While you swipe a card (probably within seconds) there’s a lot that happens at the back end. Out of it, one thing is, the card-issuing institution (VISA, Mastercard, AMEX etc.) levying a processing fee to card’s issuing bank (HDFC, AXIS, ICICI, SBI etc.)
This fee is what we call Switching Fee in the payment ecosystem. This fee can be called as the routing transaction fee between both the bodies and varies from 0.15% to 1.00%.
What is Interchange Fee?
Usually, what happens when you swipe a credit or a debit card? The answer is, funds are transferred from the issuing bank to the acquiring bank, isn’t it? And issuing institutions like VISA and Mastercard facilitate the process.
Ever wondered how the issuing bank makes a share of their profit? Well, they make up for this by charging the interchange fee.
An interchange fee is an amount that the issuing institutions collect from the acquiring bank. Usually, this fee is a percentage of the total transaction plus a fixed amount. And while the issuing institutions collect, assess and set this fee, they are paid to the issuing bank, who issue a particular card.
Please note that the average interchange rate for a credit card is around 1.81% and for debit cards, it’s 0.3%.

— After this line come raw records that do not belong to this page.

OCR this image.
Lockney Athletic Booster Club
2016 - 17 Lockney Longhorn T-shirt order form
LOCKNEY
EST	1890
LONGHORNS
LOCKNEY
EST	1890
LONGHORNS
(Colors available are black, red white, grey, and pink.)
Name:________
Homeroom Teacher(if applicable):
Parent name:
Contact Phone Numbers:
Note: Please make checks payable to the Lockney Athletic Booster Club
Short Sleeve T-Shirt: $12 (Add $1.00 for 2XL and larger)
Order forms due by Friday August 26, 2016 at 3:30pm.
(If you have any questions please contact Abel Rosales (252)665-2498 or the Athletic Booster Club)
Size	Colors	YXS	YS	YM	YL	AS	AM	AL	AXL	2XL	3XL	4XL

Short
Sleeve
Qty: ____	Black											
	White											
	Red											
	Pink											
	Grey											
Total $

What is Payment Service Provider Fee (PSP Fee)?
To understand what PSP Fee is, let’s first understand PSP.
A Payment Service Provider or a PSP is usually a SaaS-based enabler that acts as an aggregator between businesses and the end customer.
For example, let us assume that you are a seller of handicraft items and most of your customers find you over the internet. For some good, you prefer to get paid in advance and to enable this functionality, you need a PSP.
A PSP helps a business accept online payments via multiple modes like credit and debit cards, real-time bank transfers, UPI and a lot more. A number of elements in the payment ecosystem: cards, mobile apps, UPI enabler etc. are managed by PSPs. These PSPs are also responsible for the security of every single online payment transaction.
Now coming to Payment Service Provider Fee, it is the processing fee that these PSPs charge to take care of all the required needs.
These charges vary from PSP to PSP. Razorpay is an example of a PSP. Some PSPs have a fixed model while others may have a variable model. Besides this, some PSPs may charge a setup fee and annual maintenance charges while some may have a different approach.
There is a lot to these charges and hence, before signing up for any PSP, it is recommended to carefully study and analyze every point to avoid wrong and painful decisions.